Seulement, les discussions avec Jaysh al-Islam n’ont pas été concluantes, 4.500 à 5.000 de ses combattants, localisés essentiellement à Douma, ayant refusé tout accord. « Dès lors, à compter du 6 avril, le régime syrien, appuyé par les forces russes, a repris ses bombardements intensifs sur la localité, mettant fin à une pause opérationnelle, tant terrestre qu’aérienne, constatée depuis le lancement des négociations mi-mars. C’est dans ce contexte que sont intervenues les frappes chimiques analysées ici », explique le document.

Pour ce dernier, l’usage d’armes chimiques par les forces syriennes fait « sens », tant au nivau tactique que stratégique.

Tactiquement, cela permet de déloger les rebelles « abrités dans des habitations afin d’engager le combat urbain dans les conditions les plus avantageuses pour le régime. Et à ce titre, il constitue un « accélérateur de conquête et un démultiplicateur d’effet visant à faire tomber au plus vite le dernier bastion des groupes armés. »

Stratégiquement, le recours à des armes chimiques, « notamment au chlore, documentée depuis le début 2018 dans la Ghouta orientale », rappelle l’évaluation nationale, vise à « punir les populations civiles présentes dans les zones tenues par des combattants opposés au régime » et à « provoquer sur elles un effet de terreur et de panique incitant à la reddition. » Et le document d’ajouter : « Alors que la guerre n’est pas terminée pour le régime, il s’agit, par des frappes indiscriminées, de démontrer que toute résistance est inutile et de préparer la réduction des dernières poches. »

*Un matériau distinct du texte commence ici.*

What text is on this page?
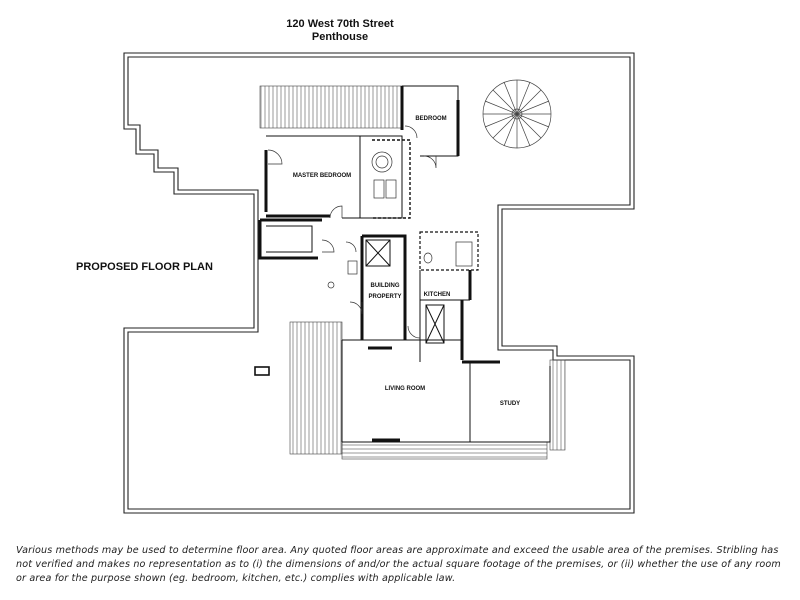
120 West 70th Street
Penthouse
BEDROOM
MASTER BEDROOM
BUILDING
PROPERTY	KITCHEN
LIVING ROOM
STUDY
PROPOSED FLOOR PLAN
Various methods may be used to determine floor area. Any quoted floor areas are approximate and exceed the usable area of the premises. Stribling has not verified and makes no representation as to (i) the dimensions of and/or the actual square footage of the premises, or (ii) whether the use of any room or area for the purpose shown (eg. bedroom, kitchen, etc.) complies with applicable law.
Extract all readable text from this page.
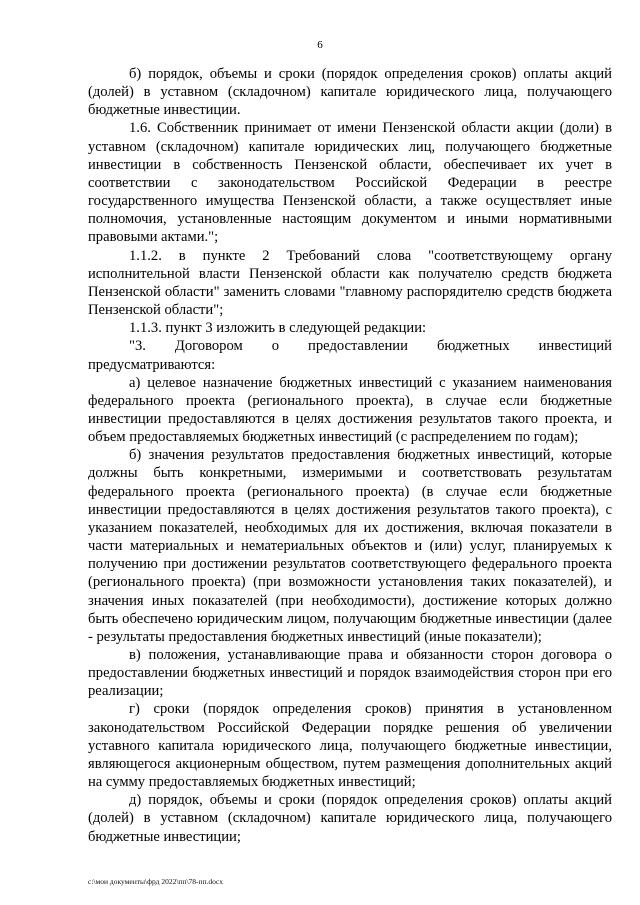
6

б) порядок, объемы и сроки (порядок определения сроков) оплаты акций (долей) в уставном (складочном) капитале юридического лица, получающего бюджетные инвестиции.

1.6. Собственник принимает от имени Пензенской области акции (доли) в уставном (складочном) капитале юридических лиц, получающего бюджетные инвестиции в собственность Пензенской области, обеспечивает их учет в соответствии с законодательством Российской Федерации в реестре государственного имущества Пензенской области, а также осуществляет иные полномочия, установленные настоящим документом и иными нормативными правовыми актами.";

1.1.2. в пункте 2 Требований слова "соответствующему органу исполнительной власти Пензенской области как получателю средств бюджета Пензенской области" заменить словами "главному распорядителю средств бюджета Пензенской области";

1.1.3. пункт 3 изложить в следующей редакции:

"3. Договором о предоставлении бюджетных инвестиций предусматриваются:

а) целевое назначение бюджетных инвестиций с указанием наименования федерального проекта (регионального проекта), в случае если бюджетные инвестиции предоставляются в целях достижения результатов такого проекта, и объем предоставляемых бюджетных инвестиций (с распределением по годам);

б) значения результатов предоставления бюджетных инвестиций, которые должны быть конкретными, измеримыми и соответствовать результатам федерального проекта (регионального проекта) (в случае если бюджетные инвестиции предоставляются в целях достижения результатов такого проекта), с указанием показателей, необходимых для их достижения, включая показатели в части материальных и нематериальных объектов и (или) услуг, планируемых к получению при достижении результатов соответствующего федерального проекта (регионального проекта) (при возможности установления таких показателей), и значения иных показателей (при необходимости), достижение которых должно быть обеспечено юридическим лицом, получающим бюджетные инвестиции (далее - результаты предоставления бюджетных инвестиций (иные показатели);

в) положения, устанавливающие права и обязанности сторон договора о предоставлении бюджетных инвестиций и порядок взаимодействия сторон при его реализации;

г) сроки (порядок определения сроков) принятия в установленном законодательством Российской Федерации порядке решения об увеличении уставного капитала юридического лица, получающего бюджетные инвестиции, являющегося акционерным обществом, путем размещения дополнительных акций на сумму предоставляемых бюджетных инвестиций;

д) порядок, объемы и сроки (порядок определения сроков) оплаты акций (долей) в уставном (складочном) капитале юридического лица, получающего бюджетные инвестиции;

c:\мои документы\фрд 2022\пп\78-пп.docx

Par ailleurs, les services français estiment que la Syrie n’a pas déclaré l’intégralité de son arsenal chimique et de ses capacités en la matière, contrairement à l’engagement qu’elle avait pris au moment de son adhésion à la Convention internationale d’interdiction des armes chimiques.

« La Syrie a ainsi omis de déclarer un grand nombre d’activités du Centre syrien d’études et de recherches scientifiques (CERS). Elle n’a accepté que récemment la déclaration de certaines activités du CERS au titre de la Convention, sans pour autant déclarer l’intégralité de ce centre. Elle a également initialement omis de déclarer les sites de Barzeh et Jemrayah qui ne l’ont finalement été qu’en 2018 », précise le document.

Enfin, cette évalution nationale, qui revient sur l’attaque de Khan Cheikhoun (4 avril 2017), affirme que les services français soupçonne l’usage, par le régime syrien, de gaz toxiques dans au moins 11 autres cas depuis un an. « On notera dans ce contexte une recrudescence notable des cas d’emploi après le non renouvellement du mandat du mécanisme d’enquête conjoint OIAC-ONU (JIM) en novembre 2017, en raison du véto de la Russie au CSNU », y est-il souligné.